Stowe and her husband had seven children during a very rough financial era. During this time, she visited the South and saw the terrible conditions of slavery that were not experienced in the same way in the North. This experience is what triggered Stowe to start a movement that would change history.The year is 1852 and Uncle Tom’s Cabin, by Harriet Beecher Stowe, was published and sold around the United States. Uncle Tom’s Cabin is a fictional novel about the struggle of one slave named Uncle Tom and his journey as a slave to three different types of Southern slave owners. The last slave owner was brutal and ended up killing Uncle Tom, but this was the harsh reality to some slaves in the South; others in the Northern states did not know how bad these circumstances were. The amazing outcome of the book was that it sold more than 300,000 copies in the first year it was published and it wasn’t just read by those living in the United States, but was also read by those around the world; the truth finally broke free. When the book was published and was read by hundreds of thousands, of course it was going to cause controversy and change others’ opinions. Uncle Tom’s Cabin opened the eyes of many Northerners since slavery was not as common or used in the same way as it was in the South. This led a lot of Northerners to be against slavery and started anti-slavery, or abolitionist, protests. The South was not that easy to convert to an anti-slavery movement; perhaps because this was the way they had lived for generations. That, however, led to resentment and resistance of the book in the South. In most newspapers in the South, there was talk of how misrepresented slavery was and how enraged with anger the owners were because of how poorly they were presented.
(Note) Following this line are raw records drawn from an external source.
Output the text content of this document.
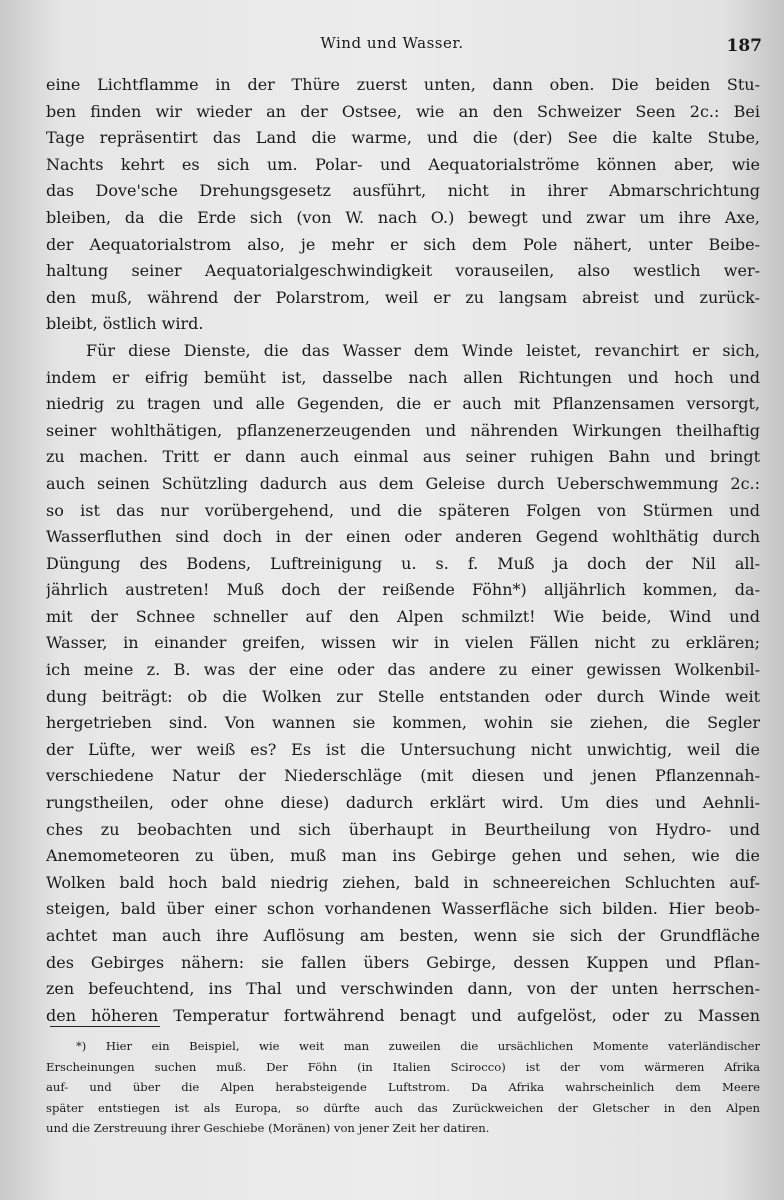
Wind und Wasser.	187
eine Lichtflamme in der Thüre zuerst unten, dann oben. Die beiden Stu-
ben finden wir wieder an der Ostsee, wie an den Schweizer Seen 2c.: Bei
Tage repräsentirt das Land die warme, und die (der) See die kalte Stube,
Nachts kehrt es sich um. Polar- und Aequatorialströme können aber, wie
das Dove'sche Drehungsgesetz ausführt, nicht in ihrer Abmarschrichtung
bleiben, da die Erde sich (von W. nach O.) bewegt und zwar um ihre Axe,
der Aequatorialstrom also, je mehr er sich dem Pole nähert, unter Beibe-
haltung seiner Aequatorialgeschwindigkeit vorauseilen, also westlich wer-
den muß, während der Polarstrom, weil er zu langsam abreist und zurück-
bleibt, östlich wird.
Für diese Dienste, die das Wasser dem Winde leistet, revanchirt er sich,
indem er eifrig bemüht ist, dasselbe nach allen Richtungen und hoch und
niedrig zu tragen und alle Gegenden, die er auch mit Pflanzensamen versorgt,
seiner wohlthätigen, pflanzenerzeugenden und nährenden Wirkungen theilhaftig
zu machen. Tritt er dann auch einmal aus seiner ruhigen Bahn und bringt
auch seinen Schützling dadurch aus dem Geleise durch Ueberschwemmung 2c.:
so ist das nur vorübergehend, und die späteren Folgen von Stürmen und
Wasserfluthen sind doch in der einen oder anderen Gegend wohlthätig durch
Düngung des Bodens, Luftreinigung u. s. f. Muß ja doch der Nil all-
jährlich austreten! Muß doch der reißende Föhn*) alljährlich kommen, da-
mit der Schnee schneller auf den Alpen schmilzt! Wie beide, Wind und
Wasser, in einander greifen, wissen wir in vielen Fällen nicht zu erklären;
ich meine z. B. was der eine oder das andere zu einer gewissen Wolkenbil-
dung beiträgt: ob die Wolken zur Stelle entstanden oder durch Winde weit
hergetrieben sind. Von wannen sie kommen, wohin sie ziehen, die Segler
der Lüfte, wer weiß es? Es ist die Untersuchung nicht unwichtig, weil die
verschiedene Natur der Niederschläge (mit diesen und jenen Pflanzennah-
rungstheilen, oder ohne diese) dadurch erklärt wird. Um dies und Aehnli-
ches zu beobachten und sich überhaupt in Beurtheilung von Hydro- und
Anemometeoren zu üben, muß man ins Gebirge gehen und sehen, wie die
Wolken bald hoch bald niedrig ziehen, bald in schneereichen Schluchten auf-
steigen, bald über einer schon vorhandenen Wasserfläche sich bilden. Hier beob-
achtet man auch ihre Auflösung am besten, wenn sie sich der Grundfläche
des Gebirges nähern: sie fallen übers Gebirge, dessen Kuppen und Pflan-
zen befeuchtend, ins Thal und verschwinden dann, von der unten herrschen-
den höheren Temperatur fortwährend benagt und aufgelöst, oder zu Massen
*) Hier ein Beispiel, wie weit man zuweilen die ursächlichen Momente vaterländischer
Erscheinungen suchen muß. Der Föhn (in Italien Scirocco) ist der vom wärmeren Afrika
auf- und über die Alpen herabsteigende Luftstrom. Da Afrika wahrscheinlich dem Meere
später entstiegen ist als Europa, so dürfte auch das Zurückweichen der Gletscher in den Alpen
und die Zerstreuung ihrer Geschiebe (Moränen) von jener Zeit her datiren.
The novel brought forth stronger attitudes and judgement against slavery. This novel is what caused a commotion and what led to more powerful anti-slavery movements. In a way, the novel written by a young white woman impacted so many different individual’s ideas about slavery that it, in fact, helped the President of The United States of America, Abraham Lincoln, and his movement against slavery. This opened people’s eyes to the fact that slavery is inhumane and we as a nation needed to reexamine this institution. That is when the Civil War, Confederates versus the Union, began. The Civil War didn’t occur directly because of the novel written by Stowe, but had a tremendous influence on Americans at home and led them to see how awful slavery really was. The novel enlightened people to the shocking conditions of slavery, especially in the South, and changed some people’s views so that they were in agreement with President Lincoln. As it is a part of history, we know that slavery was abolished because the North beat the South in The Civil War.

“So you’re the little woman who wrote the book that started this great war?” is the first thing former President Abraham Lincoln said to Stowe when they first met. This is because the novel she wrote helped Lincoln get citizens on his side to start more powerful anti-slavery measures that would lead to the Confederates versus the Union and the Civil War. Although the war was influenced by Stowe’s novel about slavery, that is not the reason she wrote the novel nor the outcome she intended. The reason this book was written was because when living in Cincinnati, Stowe and her family visited the town over in Kentucky and saw what slavery was really like. She learned from runaway slaves about the underground railroads, which were secret roads and houses that were used by abolitionists to help slaves escape from the south and from their owners and move to Canada or states where they could be free. However, it was not until her one-year-old son was on his deathbed and she thought that was what it must feel like for a slave mother when her child is taken away from her to be sold off and never to be seen again that she understood the horrific lives that slaves lived. A year after her son’s death and this thought, Stowe wrote Uncle Tom’s Cabin. It was the conversations she had with the former slaves that inspired her novel, and many of the characters in the book were based on the lives of real slaves that she had met.